Strong moral standards vs. strong government policies
The other day, we took a call from a retired police officer who threated our agency with a statement, “You better be good or else, because he arrested a lot of caregivers during his career. I have no problem arresting a nurse.” As sad as it was to hear him speak this way, we empathize in his frustration. There is no guarantee that government regulations or company policies will prevent crimes from occurring if the caregiver possesses low moral standards. Anyone with any standards can pass a home health aide certification test. It is likely that they will also get away with petty theft and abusive crimes without being caught too, because agencies tend to cover up such liability from fear of losing their license. (Case in point, see a grander scale of the hidden abuses by the institution about the story of Charles Cullen.) We had many similar stories from our own experience. Here’s one:
There was once a client who gave power of attorney to two privately hired social workers.
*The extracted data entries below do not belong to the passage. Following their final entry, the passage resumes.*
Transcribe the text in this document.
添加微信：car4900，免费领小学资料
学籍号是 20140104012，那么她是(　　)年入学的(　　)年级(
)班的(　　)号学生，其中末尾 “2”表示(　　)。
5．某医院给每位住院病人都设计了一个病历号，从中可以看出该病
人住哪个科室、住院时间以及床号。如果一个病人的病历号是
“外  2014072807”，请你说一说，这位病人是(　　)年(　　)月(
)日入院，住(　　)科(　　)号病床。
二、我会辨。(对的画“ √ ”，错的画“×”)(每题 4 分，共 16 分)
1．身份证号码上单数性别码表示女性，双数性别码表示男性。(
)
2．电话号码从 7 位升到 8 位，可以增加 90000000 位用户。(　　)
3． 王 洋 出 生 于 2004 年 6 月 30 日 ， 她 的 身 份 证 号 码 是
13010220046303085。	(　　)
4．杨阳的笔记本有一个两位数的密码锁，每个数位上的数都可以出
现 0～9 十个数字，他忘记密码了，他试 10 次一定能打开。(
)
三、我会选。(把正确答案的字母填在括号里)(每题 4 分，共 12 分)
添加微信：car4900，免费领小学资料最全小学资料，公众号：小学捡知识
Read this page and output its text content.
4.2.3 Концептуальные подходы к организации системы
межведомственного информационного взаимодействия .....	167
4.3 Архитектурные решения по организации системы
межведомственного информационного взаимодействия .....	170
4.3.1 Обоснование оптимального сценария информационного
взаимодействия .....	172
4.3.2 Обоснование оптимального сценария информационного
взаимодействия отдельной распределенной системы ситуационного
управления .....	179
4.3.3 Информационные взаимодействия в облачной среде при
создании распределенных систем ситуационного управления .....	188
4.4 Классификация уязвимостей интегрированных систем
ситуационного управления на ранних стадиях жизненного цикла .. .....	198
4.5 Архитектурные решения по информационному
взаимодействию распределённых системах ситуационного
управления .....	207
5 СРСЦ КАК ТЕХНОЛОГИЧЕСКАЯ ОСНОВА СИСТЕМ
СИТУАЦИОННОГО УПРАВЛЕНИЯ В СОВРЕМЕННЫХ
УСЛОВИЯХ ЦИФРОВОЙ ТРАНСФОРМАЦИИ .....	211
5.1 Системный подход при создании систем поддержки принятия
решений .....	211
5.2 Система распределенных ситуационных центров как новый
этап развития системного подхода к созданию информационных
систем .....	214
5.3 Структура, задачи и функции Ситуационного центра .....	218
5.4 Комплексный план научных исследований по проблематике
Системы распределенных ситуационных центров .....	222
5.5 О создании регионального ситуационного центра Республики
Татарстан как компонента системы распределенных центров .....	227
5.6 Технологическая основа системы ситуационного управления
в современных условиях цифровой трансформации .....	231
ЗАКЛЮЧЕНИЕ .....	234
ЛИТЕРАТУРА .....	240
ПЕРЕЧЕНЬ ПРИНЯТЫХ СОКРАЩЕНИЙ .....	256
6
The social workers asked our agency for a caregiver to take care of their client. The client had no family. This client had a respiratory condition, but healthy and clear of mind otherwise. She liked the intelligence and compassion of her caregiver whom we placed. One day, the caregiver drove the client to the doctor’s office, who ordered the client to get additional testing at her local hospital. It was supposed to be a routine in-patient medical exam only to last a day or so. Upon arrival at the hospital, the client told the caregiver to keep the walker in the trunk since the client anticipated being out the next day. A few days passed, and the caregiver could not reach the client, so she asked us to make the call to the hospital. We called to ask for the patient, and were told that there was no patient by such a name at the hospital. The client’s doctor was not in, so we called Adult Protective Services who apparently could not find the client either. Fourteen days later, the caregiver received a call from an attorney who represents the client who stated that he was closing the client’s estate, and that he asked if we had any outstanding balances that the client may have owed. This is another example of the difference things would have made if someone who loved her took care of her. All the doctors, social workers, non-family power of attorney(s), and hospitals are arrested by policies which prioritize limits on liability over the natural conscience to act upon the moral standards of love. Someone who really cared for her would have changed this outcome. What institution can truly ever do the right thing by adhering simply to regulations and rules? You either have the moral standards or you don’t. Licensed ethics by doctors may be outwardly but remains transient in compliance with government requirements. It is way beneath the requirements of true universal care.